To explain exponential change, many experts use Moore’s law of processing power as the theory behind this immense and bewildering change.
Moore’s law states that processing power doubles every two years. This means that if you own a 1 GHZ processor now, in two years, it would become 2 GHZ and in four years it would become 4GHZ. Just pause for a moment and think what would be the processing power 10 years and 20 years down the line.
Indeed, we might even reach Terabyte speeds in a decade or two since it is no longer linear but exponential.
The reason we are stressing on the word exponential is that when processing power and by extension technological capability doubles every two years, what we get is a multiple and to the power change which means that what we have now is miniscule when compared with what we would have in the future.
Indeed, an average Smartphone now (we are not even talking about iPhone 6s or any of the high end models) has more computing power than the entire power of what the Astronauts who landed on the Moon had in their spacecraft.
Therefore, the implications for humans are staggering as we would soon end up in a scenario where machines do most of the work and only the higher level decision making and guiding and programming the robots and the machines would be done by people.
There are many technocrats who point to the fact that exponential change is beneficial to society since technology can solve many of society’s problems as well as empower people.
However, this also has the other side wherein businesses can no longer hope to execute the same strategies that they were following even a few years ago.
Further, governments can no longer think about going about in their slow and bureaucratic ways wherein it takes years and decades for change to be apparent. Indeed, the process of breathtaking exponential change would soon leave those who cannot change with the times breathless.
Returning to the introductory point, this dizzying speed of change means that disruption would become the order of the day and any entity whether we are talking about workers or businesses or governments would have to reorient themselves quickly, in an agile manner, and be on top of the cutting edge trends if they have to survive exponential change brought about technology and globalization.

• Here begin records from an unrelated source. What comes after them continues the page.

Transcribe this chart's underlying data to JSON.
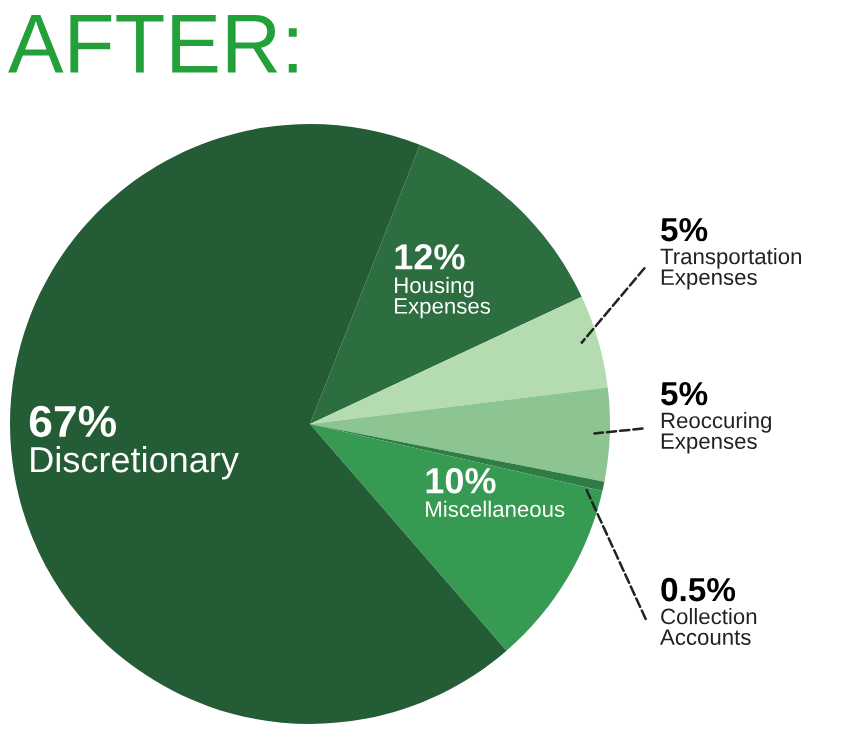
{
  "chart_data": {
    "type": "pie",
    "title": "AFTER:",
    "value_labels": [
      "12%",
      "5%",
      "5%",
      "0.5%",
      "10%",
      "67%"
    ],
    "categories": [
      "Housing Expenses",
      "Transportation Expenses",
      "Reoccuring Expenses",
      "Collection Accounts",
      "Miscellaneous",
      "Discretionary"
    ],
    "values": [
      12,
      5,
      5,
      0.5,
      10,
      67
    ],
    "colors": [
      "#2d6e40",
      "#b4dcb0",
      "#8cc592",
      "#2f7d45",
      "#379a52",
      "#245c35"
    ]
  }
}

Finally, the intention here is not to scare readers or oppose the technology driven change. After all, when the Industrial Revolution commenced, there were many who had such thoughts and who organized protests and strikes against the original revolution in technology.
With hindsight, we can now see that the Industrial Revolution did usher in unprecedented prosperity and wealth to many including many who were lifted out of poverty both in the developed as well as the developing world.
Therefore, our concluding note is that one must not fear the future but prepare as best as one can to anticipate, adapt, and adjust to the changes. The alternative is that those who cannot adapt to change would be like the proverbial Dodo or the Dinosaur that became extinct.